Tanda-tanda lahiriah yang mungkin sugestif dari rhinitis alergi meliputi : Sering bernapas melalui mulut , menggosok-gosok hidung atau terlihat jelas lipatan nasal melintang , sering pilek atau kliring tenggorokan , dan alergi shiners ( lingkaran hitam di bawah mata yang disebabkan oleh hidung tersumbat ) .

pemeriksaan hidung : biasanya mengungkapkan pembengkakan mukosa hidung dan pucat , sekresi tipis. Pemeriksaan hidung dengan endoskopi internal juga harus dipertimbangkan untuk menilai kelainan struktural dan polip hidung.

Telinga umumnya tampak normal pada pasien dengan rhinitis alergi , namun , penilaian untuk disfungsi tuba Eustachian menggunakan otoscope pneumatik harus dipertimbangkan. Manuver Valsava itu ( meningkatkan tekanan dalam rongga hidung dengan mencoba untuk meniup melalui hidung sambil menutup telinga dan mulut ) juga dapat digunakan untuk menilain cairan di belakang gendang telinga.

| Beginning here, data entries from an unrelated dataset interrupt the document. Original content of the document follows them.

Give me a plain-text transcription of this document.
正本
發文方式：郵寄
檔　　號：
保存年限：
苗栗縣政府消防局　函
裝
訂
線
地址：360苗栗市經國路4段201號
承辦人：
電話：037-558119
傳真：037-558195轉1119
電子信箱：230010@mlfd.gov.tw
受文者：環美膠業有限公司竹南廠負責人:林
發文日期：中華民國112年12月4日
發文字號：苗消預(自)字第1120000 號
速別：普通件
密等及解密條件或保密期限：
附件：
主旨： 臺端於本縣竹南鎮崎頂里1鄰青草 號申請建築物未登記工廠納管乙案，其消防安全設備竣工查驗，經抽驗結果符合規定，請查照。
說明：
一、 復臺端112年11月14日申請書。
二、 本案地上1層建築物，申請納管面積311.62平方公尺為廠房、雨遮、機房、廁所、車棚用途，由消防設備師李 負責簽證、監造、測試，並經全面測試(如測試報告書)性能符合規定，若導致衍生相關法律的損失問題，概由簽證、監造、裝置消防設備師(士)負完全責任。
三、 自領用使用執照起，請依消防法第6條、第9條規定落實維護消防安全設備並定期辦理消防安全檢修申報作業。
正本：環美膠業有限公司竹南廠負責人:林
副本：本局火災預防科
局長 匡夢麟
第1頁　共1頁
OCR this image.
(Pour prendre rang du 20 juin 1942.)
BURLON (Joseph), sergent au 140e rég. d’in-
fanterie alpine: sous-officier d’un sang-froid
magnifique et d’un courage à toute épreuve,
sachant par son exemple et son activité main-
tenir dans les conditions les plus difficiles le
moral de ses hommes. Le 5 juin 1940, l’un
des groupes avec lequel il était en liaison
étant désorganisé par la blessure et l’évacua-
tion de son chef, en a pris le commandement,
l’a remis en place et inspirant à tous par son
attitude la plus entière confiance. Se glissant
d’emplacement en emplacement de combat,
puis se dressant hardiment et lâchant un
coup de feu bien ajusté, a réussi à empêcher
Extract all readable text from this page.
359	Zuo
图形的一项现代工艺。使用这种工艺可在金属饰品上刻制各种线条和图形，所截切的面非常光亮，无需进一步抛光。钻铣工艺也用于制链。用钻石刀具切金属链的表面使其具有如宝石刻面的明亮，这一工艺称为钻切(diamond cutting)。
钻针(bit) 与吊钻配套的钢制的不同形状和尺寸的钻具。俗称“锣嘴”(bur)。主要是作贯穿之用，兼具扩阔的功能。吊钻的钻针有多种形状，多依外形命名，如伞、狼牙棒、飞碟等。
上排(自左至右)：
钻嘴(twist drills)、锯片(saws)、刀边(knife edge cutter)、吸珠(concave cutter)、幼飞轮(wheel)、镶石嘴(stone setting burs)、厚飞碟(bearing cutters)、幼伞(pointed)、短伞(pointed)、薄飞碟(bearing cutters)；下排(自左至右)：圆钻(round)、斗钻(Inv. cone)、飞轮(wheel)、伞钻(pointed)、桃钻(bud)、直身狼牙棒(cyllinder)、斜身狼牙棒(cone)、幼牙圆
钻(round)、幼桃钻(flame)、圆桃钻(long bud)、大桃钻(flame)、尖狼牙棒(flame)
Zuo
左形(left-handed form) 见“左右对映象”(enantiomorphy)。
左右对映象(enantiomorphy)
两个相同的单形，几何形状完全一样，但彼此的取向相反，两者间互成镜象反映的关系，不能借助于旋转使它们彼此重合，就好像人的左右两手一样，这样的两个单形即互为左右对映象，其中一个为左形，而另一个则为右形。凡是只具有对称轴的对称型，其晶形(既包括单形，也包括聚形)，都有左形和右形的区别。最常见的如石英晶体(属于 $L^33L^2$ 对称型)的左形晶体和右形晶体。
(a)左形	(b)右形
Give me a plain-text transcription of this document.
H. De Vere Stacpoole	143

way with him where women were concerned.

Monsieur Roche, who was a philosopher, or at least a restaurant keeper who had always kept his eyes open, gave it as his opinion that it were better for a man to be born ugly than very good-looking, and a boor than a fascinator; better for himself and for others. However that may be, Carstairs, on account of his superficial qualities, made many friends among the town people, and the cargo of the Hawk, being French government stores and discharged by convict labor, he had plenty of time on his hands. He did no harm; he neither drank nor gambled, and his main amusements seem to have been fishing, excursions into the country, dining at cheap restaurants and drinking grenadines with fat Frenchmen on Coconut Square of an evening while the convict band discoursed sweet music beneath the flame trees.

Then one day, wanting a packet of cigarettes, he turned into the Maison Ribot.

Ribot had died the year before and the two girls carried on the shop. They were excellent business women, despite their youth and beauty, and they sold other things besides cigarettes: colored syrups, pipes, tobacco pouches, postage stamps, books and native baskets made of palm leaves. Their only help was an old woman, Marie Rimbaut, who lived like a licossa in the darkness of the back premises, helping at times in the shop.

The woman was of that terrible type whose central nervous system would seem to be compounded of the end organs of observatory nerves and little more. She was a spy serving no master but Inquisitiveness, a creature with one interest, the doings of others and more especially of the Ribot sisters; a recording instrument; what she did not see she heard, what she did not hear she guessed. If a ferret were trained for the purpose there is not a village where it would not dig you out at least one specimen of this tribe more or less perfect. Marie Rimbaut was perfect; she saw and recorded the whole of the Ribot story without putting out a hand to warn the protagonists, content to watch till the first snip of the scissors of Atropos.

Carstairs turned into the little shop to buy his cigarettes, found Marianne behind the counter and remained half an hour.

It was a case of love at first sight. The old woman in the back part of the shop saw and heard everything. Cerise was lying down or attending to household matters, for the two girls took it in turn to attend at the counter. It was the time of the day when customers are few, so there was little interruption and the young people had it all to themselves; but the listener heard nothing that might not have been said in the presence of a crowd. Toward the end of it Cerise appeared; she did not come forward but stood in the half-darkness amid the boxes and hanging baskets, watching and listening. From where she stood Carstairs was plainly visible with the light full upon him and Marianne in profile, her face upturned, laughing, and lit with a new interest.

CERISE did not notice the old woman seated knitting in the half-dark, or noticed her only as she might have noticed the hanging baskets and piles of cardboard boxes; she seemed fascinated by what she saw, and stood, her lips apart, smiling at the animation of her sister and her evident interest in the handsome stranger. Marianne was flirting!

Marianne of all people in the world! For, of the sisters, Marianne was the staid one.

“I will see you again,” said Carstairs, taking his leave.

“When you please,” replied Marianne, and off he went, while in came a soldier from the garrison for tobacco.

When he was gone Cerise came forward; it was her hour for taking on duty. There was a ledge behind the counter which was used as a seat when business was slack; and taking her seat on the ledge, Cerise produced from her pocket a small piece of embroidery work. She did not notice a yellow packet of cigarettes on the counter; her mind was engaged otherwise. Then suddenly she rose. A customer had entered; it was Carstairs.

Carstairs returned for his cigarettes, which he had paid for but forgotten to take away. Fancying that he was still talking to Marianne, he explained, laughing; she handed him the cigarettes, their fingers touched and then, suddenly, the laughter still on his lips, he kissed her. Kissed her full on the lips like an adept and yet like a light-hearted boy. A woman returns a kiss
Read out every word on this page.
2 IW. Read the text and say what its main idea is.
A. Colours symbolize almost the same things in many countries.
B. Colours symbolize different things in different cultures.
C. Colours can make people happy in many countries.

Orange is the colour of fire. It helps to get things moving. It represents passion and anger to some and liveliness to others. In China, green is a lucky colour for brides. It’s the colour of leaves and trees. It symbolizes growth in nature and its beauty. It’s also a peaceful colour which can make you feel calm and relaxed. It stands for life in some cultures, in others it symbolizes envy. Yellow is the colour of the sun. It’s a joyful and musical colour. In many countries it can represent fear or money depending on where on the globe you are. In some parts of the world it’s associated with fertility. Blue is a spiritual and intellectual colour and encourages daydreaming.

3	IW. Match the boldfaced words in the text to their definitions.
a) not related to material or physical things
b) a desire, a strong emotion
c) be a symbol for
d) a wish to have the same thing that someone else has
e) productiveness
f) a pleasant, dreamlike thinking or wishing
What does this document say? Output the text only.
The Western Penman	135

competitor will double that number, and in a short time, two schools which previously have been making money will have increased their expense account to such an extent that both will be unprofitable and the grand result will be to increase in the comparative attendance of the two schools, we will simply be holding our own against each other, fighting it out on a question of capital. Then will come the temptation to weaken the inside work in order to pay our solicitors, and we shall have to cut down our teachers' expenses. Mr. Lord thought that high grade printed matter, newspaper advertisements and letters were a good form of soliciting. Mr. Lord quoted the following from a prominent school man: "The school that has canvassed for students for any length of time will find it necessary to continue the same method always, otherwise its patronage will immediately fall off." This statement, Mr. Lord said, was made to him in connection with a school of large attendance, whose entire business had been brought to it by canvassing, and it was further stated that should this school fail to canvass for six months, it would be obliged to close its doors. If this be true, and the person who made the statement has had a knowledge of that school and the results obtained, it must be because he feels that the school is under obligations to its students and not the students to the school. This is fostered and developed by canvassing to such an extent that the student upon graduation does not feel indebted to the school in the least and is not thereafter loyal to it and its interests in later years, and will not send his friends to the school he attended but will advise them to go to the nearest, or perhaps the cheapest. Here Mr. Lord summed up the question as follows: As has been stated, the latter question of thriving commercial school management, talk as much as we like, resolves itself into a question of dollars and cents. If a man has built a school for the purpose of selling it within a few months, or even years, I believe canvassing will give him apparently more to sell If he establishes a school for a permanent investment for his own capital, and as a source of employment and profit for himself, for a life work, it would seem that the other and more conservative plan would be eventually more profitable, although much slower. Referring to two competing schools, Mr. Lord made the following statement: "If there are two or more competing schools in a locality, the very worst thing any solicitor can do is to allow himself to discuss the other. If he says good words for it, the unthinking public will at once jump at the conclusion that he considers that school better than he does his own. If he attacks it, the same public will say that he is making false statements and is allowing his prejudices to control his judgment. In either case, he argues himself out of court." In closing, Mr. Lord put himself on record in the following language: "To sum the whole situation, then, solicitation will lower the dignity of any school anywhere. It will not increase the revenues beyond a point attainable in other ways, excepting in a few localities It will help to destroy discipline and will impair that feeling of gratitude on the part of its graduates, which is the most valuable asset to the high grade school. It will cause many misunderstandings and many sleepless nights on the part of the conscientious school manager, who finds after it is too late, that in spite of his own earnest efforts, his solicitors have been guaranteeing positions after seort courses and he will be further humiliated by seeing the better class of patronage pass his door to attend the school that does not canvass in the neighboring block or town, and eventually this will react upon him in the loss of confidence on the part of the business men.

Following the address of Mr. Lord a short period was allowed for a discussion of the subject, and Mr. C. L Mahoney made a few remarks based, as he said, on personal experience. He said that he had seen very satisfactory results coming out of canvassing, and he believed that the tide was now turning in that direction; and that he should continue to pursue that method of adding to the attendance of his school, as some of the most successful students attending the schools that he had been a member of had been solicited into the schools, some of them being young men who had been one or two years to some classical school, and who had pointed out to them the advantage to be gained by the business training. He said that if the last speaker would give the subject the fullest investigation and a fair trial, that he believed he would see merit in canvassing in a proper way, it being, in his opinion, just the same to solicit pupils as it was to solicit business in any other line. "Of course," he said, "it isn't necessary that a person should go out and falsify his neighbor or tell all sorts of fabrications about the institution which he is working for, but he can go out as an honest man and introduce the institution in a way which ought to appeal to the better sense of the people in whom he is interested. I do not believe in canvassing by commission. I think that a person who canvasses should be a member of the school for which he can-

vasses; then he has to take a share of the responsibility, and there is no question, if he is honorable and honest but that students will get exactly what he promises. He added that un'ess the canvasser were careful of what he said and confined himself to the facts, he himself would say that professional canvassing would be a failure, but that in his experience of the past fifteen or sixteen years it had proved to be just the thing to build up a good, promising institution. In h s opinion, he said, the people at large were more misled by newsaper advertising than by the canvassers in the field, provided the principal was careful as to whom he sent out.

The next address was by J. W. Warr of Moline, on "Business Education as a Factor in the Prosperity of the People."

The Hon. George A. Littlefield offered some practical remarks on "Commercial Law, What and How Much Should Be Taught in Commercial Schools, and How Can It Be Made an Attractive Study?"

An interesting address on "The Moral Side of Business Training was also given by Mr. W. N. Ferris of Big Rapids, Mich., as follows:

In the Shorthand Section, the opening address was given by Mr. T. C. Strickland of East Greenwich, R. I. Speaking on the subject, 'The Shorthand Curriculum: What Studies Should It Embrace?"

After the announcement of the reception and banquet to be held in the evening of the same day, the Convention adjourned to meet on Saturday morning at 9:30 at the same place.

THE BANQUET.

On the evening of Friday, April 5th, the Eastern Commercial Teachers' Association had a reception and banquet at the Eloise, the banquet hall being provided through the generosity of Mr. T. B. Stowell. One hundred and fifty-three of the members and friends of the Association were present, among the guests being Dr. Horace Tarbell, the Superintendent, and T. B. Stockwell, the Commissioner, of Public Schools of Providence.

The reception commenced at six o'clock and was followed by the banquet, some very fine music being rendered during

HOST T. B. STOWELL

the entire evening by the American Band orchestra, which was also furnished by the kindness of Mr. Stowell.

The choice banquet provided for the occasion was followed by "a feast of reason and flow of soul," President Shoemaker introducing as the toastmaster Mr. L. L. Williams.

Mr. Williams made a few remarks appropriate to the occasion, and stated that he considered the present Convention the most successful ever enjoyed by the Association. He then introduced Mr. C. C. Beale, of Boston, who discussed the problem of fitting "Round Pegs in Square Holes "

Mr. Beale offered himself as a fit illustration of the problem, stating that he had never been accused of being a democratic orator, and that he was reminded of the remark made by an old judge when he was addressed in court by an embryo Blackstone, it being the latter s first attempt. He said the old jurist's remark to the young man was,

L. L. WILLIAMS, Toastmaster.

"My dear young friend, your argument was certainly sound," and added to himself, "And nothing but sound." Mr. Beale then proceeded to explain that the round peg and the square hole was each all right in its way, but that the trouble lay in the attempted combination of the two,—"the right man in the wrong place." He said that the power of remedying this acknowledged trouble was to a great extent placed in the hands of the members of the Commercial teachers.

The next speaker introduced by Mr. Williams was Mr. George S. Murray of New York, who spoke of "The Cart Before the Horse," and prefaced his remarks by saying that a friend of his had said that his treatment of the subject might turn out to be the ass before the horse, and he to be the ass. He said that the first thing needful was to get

Pemeriksaan sinus harus mencakup palpasi sinus bukti kelembutan atau penyadapan dari gigi rahang atas dengan lidah depressor untuk bukti sensitivitas . Posterior orofaring juga harus diperiksa untuk tanda-tanda pasca nasal drip ( akumulasi lender di belakang hidung dan tenggorokan ) , dan dada serta kulit harus diperiksa dengan hati-hati untuk tanda-tanda asma ( misalnya , mengi ) atau dermatitis.

Pemeriksaan Penunjang

Meskipun anamnesis menyeluruh dan pemeriksaan fisik diperlukan untuk menegakkan diagnosis klinis rhinitis , tes diagnostik lebih lanjut biasanya diperlukan untuk mengkonfirmasi bahwa alergi yang mendasari menyebabkan rhinitis tersebut .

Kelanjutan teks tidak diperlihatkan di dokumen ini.